Yes, you can paint and sell generic landscapes, but what’s the point?

Keuka Lake vineyard, by Carol L. Douglas
If you were to blindfold me and drop me somewhere in New York, Massachusetts, Maine, New Hampshire, Vermont or, I suppose, parts of Connecticut or New Jersey, I could, after an hour or two of hiking, tell you approximately where I was. (Please let’s not try this game in winter.) I could approximate the latitude and longitude by experience.

Chugash Range, Alaska, by Carol L. Douglas
I’ve spent a lifetime observing the rocks, the trees, the understory plants, the architecture, the old businesses, and even the smells of these places. This is why I am so emphatic that Linden Frederick’s Night Stories are a portrait of Amsterdam, NY and not the Maine coast. It’s why I yammer away to my students about the cleavage in granite. There’s nothing less convincing than a shale outcropping on a supposedly-Maine coast.

Now, if you were to play the same game and drop me in the Kit Carson National Forest or somewhere in the Florida Keys, I’d be wandering around confused a week later. I don’t know the places well enough.

Parke County, Indiana, by Carol L. Douglas
Places are defined by their political boundaries. These don’t represent their geographical realities. Consider Indiana, for example. If you haven’t been there, you probably think it’s flat, ‘fly-over country,’ and post-industrial rustbelt. Those are all true, but limited, descriptions. Much of the state is rolling farmland, dotted with hardwood forests, marshes, and flood-prone, mud-banked rivers. Southern Indiana is downright hilly in places. In the north, the soil is made of glacial till left over from the last Ice Age. In the south, there’s limestone.

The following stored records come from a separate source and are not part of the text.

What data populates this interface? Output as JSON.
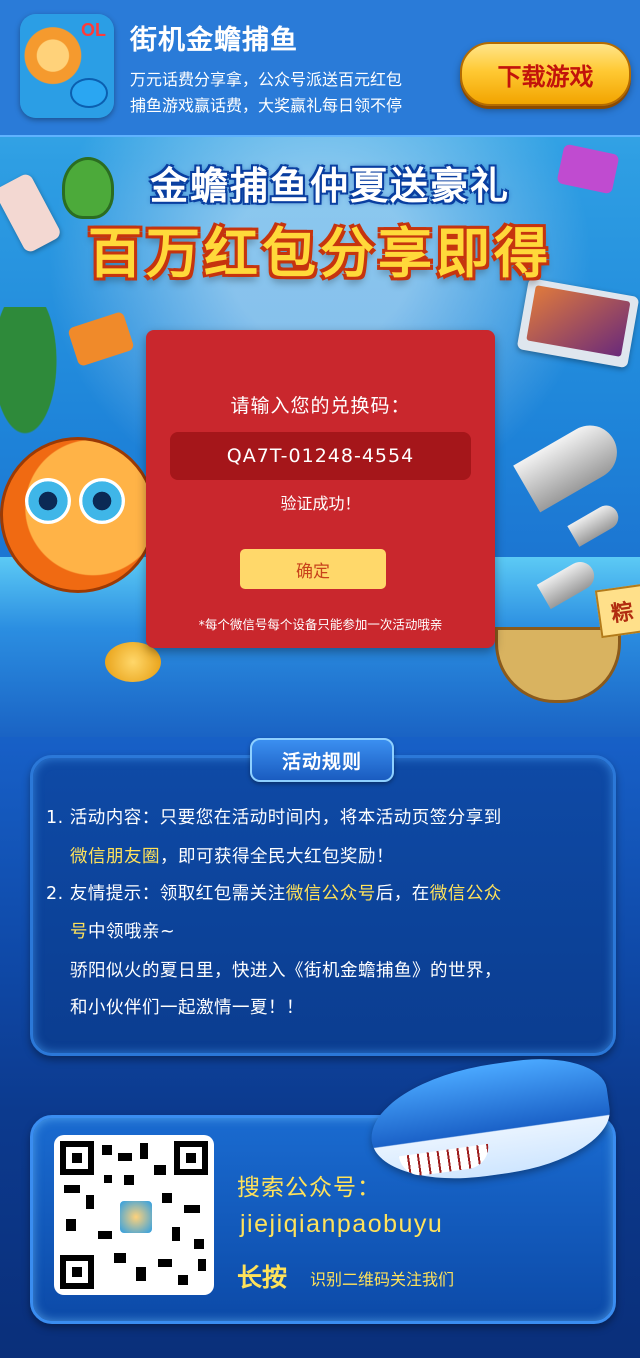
{
  "header": {
    "app_title": "街机金蟾捕鱼",
    "subtitle_line1": "万元话费分享拿，公众号派送百元红包",
    "subtitle_line2": "捕鱼游戏赢话费，大奖赢礼每日领不停",
    "download_label": "下载游戏",
    "icon_text": "OL"
  },
  "hero": {
    "headline1": "金蟾捕鱼仲夏送豪礼",
    "headline2": "百万红包分享即得",
    "flag_text": "粽"
  },
  "redeem": {
    "prompt": "请输入您的兑换码：",
    "code": "QA7T-01248-4554",
    "status": "验证成功！",
    "confirm_label": "确定",
    "note": "*每个微信号每个设备只能参加一次活动哦亲"
  },
  "rules": {
    "title": "活动规则",
    "r1_a": "1. 活动内容：只要您在活动时间内，将本活动页签分享到",
    "r1_b_hl": "微信朋友圈",
    "r1_b": "，即可获得全民大红包奖励！",
    "r2_a": "2. 友情提示：领取红包需关注",
    "r2_a_hl1": "微信公众号",
    "r2_a_mid": "后，在",
    "r2_a_hl2": "微信公众",
    "r2_b_hl": "号",
    "r2_b": "中领哦亲~",
    "r3": "骄阳似火的夏日里，快进入《街机金蟾捕鱼》的世界，",
    "r4": "和小伙伴们一起激情一夏！！"
  },
  "follow": {
    "label": "搜索公众号：",
    "account_id": "jiejiqianpaobuyu",
    "long_press": "长按",
    "note": "识别二维码关注我们"
  },
  "colors": {
    "top_bar": "#2a7bd8",
    "redeem_panel": "#c9272d",
    "code_box": "#a5161a",
    "confirm_button": "#ffd86a",
    "highlight_text": "#ffe25a",
    "download_button": "#ffc933"
  }
}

New England towns are topsy-turvier than New York towns because there’s nowhere flat to draw a street plan on. New England is forested until it breaks out into beaches, as at Cape Cod. I visited tiny Williamson, NY, yesterday. Its main street marches in a straight line for blocks. Large square houses line the streets, now somewhat recovered from the bad years. There are long, rolling, mowed lawns and cobblestone houses. Its orchards are filled with old, severely-pruned trees, which are characteristic of the apple-growing regions of the state.

Rachel Carson refuge, Ocean Park, ME, by Carol L. Douglas
Then there’s weather. As you head west into the Great Lakes region, you frequently hit a wall of clouds. They are often angry, sometimes morose, but never static. If you’re painting in that place at that time of year, you need to tone down the contrast, because part of the sense of place comes from the consistent low light. Conversely, if you’re from the Great Lakes region, the clear blue skies of coastal America may come as a surprise.

If you’re a landscape painter, you’d be smart to observe these differences. Mary Byrom is one of the finest painters I know. Her work is simplified to the point of abstraction, but its still immediately identifiable as the southern coast of Maine, with its rocks, surf, and marshes.

Yes, you can paint and sell generic landscapes, but what’s the point?

Have a blessed holiday! There will be no Monday Morning Art School on Christmas. Your assignment? To eat, drink and be merry.